A cet instant, je ne veux rien de plus que me changer en une petite souris et devenir si minuscule que je pourrais me glisser hors de ces murs par un petit trou. De là je pourrais contempler le monde et peut-être voir les choses différemment. Ou pourquoi pas un oiseau ! Une jolie hirondelle ou bien un rossignol. Je me serais posée délicatement sur l’appui de la fenêtre et j’aurais observé d’un œil curieux cette salle de classe avant de m’envoler aussi loin que mes ailes le permettent. J’aurais savouré la caresse du vent qui s’engouffre sous mes ailes et lisse mes plumes et je me serais laissée aller au grès de ses courants.

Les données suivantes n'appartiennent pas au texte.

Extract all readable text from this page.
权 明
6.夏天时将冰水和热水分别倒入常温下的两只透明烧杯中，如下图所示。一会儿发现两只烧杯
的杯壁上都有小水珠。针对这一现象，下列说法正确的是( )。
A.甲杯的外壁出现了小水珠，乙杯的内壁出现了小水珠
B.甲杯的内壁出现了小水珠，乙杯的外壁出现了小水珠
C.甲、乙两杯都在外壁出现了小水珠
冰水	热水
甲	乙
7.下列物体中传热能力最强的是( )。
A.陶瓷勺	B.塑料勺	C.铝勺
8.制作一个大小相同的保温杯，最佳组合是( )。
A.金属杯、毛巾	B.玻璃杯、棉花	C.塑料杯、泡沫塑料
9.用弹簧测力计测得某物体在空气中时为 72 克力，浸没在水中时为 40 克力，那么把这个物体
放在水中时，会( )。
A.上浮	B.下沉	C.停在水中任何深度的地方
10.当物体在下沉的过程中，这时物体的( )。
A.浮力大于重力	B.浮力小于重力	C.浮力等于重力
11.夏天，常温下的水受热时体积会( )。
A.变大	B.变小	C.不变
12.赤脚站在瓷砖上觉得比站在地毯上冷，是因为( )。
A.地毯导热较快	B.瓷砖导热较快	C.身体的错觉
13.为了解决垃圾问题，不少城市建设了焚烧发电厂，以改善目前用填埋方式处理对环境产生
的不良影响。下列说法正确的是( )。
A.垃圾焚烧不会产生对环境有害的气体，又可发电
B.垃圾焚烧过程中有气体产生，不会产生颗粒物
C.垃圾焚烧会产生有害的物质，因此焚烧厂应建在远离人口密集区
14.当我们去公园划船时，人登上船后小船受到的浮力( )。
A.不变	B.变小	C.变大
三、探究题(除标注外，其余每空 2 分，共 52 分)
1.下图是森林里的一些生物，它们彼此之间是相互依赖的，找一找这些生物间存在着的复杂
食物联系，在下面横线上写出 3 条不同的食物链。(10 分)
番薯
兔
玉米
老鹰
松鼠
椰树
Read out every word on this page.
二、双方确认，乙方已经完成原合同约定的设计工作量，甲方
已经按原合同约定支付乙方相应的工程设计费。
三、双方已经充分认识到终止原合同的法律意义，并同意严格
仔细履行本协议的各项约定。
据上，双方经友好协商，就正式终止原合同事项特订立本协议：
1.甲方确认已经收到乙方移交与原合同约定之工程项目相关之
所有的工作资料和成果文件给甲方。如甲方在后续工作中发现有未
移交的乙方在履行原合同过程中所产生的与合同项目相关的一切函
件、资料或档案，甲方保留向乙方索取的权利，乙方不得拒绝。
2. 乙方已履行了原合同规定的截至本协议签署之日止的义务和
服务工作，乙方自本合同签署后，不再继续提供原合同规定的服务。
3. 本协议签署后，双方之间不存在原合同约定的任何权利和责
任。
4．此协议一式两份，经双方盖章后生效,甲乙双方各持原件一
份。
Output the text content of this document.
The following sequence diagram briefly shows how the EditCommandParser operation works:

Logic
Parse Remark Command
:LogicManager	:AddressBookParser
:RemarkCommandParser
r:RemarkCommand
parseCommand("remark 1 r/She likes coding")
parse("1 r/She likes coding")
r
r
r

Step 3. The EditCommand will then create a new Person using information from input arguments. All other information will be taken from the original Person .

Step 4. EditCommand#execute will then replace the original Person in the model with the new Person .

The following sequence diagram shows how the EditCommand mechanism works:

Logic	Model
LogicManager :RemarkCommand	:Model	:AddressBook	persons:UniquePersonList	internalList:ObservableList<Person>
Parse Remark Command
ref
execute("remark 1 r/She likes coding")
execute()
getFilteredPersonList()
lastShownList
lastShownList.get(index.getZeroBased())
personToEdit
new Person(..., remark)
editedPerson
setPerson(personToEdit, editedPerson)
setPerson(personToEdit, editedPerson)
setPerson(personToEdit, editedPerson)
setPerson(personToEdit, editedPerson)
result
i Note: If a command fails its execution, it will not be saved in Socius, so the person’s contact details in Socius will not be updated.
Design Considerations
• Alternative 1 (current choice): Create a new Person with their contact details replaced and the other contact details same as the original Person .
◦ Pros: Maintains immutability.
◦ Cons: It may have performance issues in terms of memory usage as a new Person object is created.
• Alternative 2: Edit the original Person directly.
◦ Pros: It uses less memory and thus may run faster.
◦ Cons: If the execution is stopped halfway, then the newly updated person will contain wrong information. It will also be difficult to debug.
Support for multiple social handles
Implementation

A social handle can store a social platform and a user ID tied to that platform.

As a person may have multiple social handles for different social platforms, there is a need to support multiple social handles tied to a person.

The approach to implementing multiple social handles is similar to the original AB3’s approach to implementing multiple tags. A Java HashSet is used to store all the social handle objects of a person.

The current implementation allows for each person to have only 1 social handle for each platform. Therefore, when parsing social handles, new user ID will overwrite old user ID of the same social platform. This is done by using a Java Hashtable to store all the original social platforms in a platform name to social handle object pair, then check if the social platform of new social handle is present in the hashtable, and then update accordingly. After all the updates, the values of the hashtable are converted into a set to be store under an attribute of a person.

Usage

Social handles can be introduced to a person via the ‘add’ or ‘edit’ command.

Mais je ne suis rien de cela. Je suis seulement un oiseau enfermé dans une cage, un animal sauvage arraché à son habitat naturel, un innocent rêveur condamné à observer une triste réalité depuis le banc auquel il est enchaîné. Vision bien poétique, il faut l’admettre. Mais tellement cruelle et criante de vérité.
Je me détourne du tableau pour plonger mon regard dans l’étendue verte et brune qui disparait derrière la fenêtre. Comme l’écrivait Lamartine, Je parcours tous les points de l’immense étendue / Et je dis : « Nulle part le bonheur ne m’attend. » Quel élégant discours, quelle délicate définition de l’isolement… Mais moi je le sais, de l’autre côté de cette fenêtre, hors de ces murs, le bonheur m’attend. De là où je suis, je peux voir le petit parc qui longe les murs du vieux bâtiment. Les herbes folles courent le long des chênes, le lierre se perd entre les pierres du vieux muret et…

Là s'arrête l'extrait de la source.